Employers should first develop incentives to encourage vaccine-hesitant employees to get the jab, he said.
For example, Loblaw Companies Ltd. provides workers with up to three hours of paid time off for a vaccination, while Maple Leaf Foods has held multiple on-site vaccine clinics for its workers.
Still, while reducing the barriers to getting a vaccine and providing incentives are helpful, an employer’s top priority remains the collective safety of all employees, Zweig said.
“It means that if you’re someone who’s unvaccinated, you’ll probably have to wear (personal protective equipment) when you go back into the office,” Zweig said. “That’s a reasonable expectation to protect the safety of everyone else who is vaccinated.”
He added: “The key here is for employers to do whatever is necessary to ensure that people are safe and feel safe and mitigate some of these anxieties surrounding the return to work.”

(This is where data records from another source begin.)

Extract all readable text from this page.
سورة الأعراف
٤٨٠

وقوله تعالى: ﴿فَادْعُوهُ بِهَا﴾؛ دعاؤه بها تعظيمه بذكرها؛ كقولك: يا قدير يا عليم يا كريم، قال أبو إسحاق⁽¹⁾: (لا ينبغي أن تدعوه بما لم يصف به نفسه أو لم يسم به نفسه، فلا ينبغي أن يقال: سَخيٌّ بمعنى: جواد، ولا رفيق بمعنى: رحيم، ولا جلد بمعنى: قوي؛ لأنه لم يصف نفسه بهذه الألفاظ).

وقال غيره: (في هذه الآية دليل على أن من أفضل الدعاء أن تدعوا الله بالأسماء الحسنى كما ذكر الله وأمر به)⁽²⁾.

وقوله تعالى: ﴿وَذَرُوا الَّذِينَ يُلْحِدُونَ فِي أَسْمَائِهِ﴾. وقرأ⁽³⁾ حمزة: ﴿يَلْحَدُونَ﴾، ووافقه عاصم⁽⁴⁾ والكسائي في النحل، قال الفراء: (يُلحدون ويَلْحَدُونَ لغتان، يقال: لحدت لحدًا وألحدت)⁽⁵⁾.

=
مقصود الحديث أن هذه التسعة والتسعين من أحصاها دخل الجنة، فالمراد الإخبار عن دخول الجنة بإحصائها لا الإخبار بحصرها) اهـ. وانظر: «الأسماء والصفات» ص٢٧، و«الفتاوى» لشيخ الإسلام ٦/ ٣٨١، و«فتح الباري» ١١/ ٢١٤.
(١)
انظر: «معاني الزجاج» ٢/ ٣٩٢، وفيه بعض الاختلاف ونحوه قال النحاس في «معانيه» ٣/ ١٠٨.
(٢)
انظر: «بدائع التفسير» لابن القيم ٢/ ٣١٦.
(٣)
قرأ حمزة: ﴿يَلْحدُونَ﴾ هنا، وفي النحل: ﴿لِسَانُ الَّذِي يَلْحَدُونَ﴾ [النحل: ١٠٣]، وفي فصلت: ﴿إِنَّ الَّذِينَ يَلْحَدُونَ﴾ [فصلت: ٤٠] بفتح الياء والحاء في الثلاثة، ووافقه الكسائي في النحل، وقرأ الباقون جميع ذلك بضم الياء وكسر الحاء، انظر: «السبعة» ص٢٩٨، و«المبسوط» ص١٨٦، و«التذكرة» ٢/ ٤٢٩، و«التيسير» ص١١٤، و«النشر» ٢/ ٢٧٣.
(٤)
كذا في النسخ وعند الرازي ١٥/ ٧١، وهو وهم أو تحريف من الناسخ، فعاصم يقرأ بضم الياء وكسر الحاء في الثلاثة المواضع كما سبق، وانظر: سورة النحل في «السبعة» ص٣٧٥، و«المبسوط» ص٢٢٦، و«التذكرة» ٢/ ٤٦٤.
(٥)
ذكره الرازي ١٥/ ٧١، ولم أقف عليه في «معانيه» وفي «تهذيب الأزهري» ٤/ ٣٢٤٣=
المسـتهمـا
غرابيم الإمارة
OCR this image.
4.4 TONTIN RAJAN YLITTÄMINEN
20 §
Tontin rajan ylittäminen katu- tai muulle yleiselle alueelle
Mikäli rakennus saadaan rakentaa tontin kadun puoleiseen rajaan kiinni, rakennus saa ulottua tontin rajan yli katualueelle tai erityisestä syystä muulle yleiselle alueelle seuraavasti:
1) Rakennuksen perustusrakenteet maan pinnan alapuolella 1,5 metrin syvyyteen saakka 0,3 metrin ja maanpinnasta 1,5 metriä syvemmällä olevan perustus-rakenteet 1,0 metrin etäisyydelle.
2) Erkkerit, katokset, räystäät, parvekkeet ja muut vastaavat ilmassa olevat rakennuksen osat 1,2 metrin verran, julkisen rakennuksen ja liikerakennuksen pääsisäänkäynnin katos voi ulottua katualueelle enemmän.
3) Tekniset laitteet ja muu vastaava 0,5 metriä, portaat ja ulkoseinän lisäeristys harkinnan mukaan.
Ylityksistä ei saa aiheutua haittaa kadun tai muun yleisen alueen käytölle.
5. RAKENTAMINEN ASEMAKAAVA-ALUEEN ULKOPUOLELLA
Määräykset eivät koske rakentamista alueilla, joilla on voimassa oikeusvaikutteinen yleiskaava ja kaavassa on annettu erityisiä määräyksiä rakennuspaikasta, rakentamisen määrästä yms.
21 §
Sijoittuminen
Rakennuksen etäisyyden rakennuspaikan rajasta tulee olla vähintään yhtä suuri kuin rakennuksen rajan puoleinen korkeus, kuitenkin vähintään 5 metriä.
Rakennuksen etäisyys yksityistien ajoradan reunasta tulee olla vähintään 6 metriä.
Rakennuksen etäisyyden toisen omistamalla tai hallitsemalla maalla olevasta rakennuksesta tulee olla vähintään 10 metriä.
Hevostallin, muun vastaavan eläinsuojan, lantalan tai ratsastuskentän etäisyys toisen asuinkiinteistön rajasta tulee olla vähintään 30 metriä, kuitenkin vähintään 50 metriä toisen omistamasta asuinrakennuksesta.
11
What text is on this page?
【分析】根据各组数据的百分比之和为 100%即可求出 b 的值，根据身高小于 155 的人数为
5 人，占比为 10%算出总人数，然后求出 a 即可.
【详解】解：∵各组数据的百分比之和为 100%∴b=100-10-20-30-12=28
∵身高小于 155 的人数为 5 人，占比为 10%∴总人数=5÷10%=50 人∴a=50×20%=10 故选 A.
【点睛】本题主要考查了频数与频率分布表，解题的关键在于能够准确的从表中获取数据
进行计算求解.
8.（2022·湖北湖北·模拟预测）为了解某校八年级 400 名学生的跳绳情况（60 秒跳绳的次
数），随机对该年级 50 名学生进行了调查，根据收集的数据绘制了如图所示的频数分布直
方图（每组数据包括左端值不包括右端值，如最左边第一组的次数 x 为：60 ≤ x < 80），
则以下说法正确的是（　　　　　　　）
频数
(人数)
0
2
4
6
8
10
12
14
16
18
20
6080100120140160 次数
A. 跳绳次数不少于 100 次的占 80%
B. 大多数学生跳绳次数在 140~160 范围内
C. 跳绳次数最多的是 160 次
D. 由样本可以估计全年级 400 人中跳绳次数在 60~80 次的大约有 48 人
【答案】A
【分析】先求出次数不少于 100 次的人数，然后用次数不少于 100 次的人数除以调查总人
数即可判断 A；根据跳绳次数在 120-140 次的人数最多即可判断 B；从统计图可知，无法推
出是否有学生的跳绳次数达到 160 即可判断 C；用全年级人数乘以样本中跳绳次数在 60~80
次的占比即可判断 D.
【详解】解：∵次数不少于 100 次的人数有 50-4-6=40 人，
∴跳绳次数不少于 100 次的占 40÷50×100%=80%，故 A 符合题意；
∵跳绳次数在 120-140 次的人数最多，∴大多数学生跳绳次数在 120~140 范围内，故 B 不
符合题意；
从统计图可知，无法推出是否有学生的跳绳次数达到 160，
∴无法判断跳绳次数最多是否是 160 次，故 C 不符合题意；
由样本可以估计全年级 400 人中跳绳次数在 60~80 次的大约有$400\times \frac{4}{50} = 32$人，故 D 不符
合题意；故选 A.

If unvaccinated workers are uncomfortable being singled out in the office, Zweig said there may be options to reasonably accommodate them through measures like a segregated workspace, staggered workday, different common areas or continued work from home.
Yet there could be career repercussions for workers who choose to continue working from home to avoid being vaccinated, he said.
“It’s probably guaranteed to have an impact on your career progression,” Zweig said. “If you’re working from home, but your team is all back in the office, you’re out of the loop.”
Ultimately, if someone is choosing not to be vaccinated for personal reasons “they have a choice to make,” he said.
“They have to deal with the consequences of their actions,” Zweig said. “They’ll have to wear PPE when they’re at work and if someone unvaccinated is uncomfortable with that, then they have a choice to make.”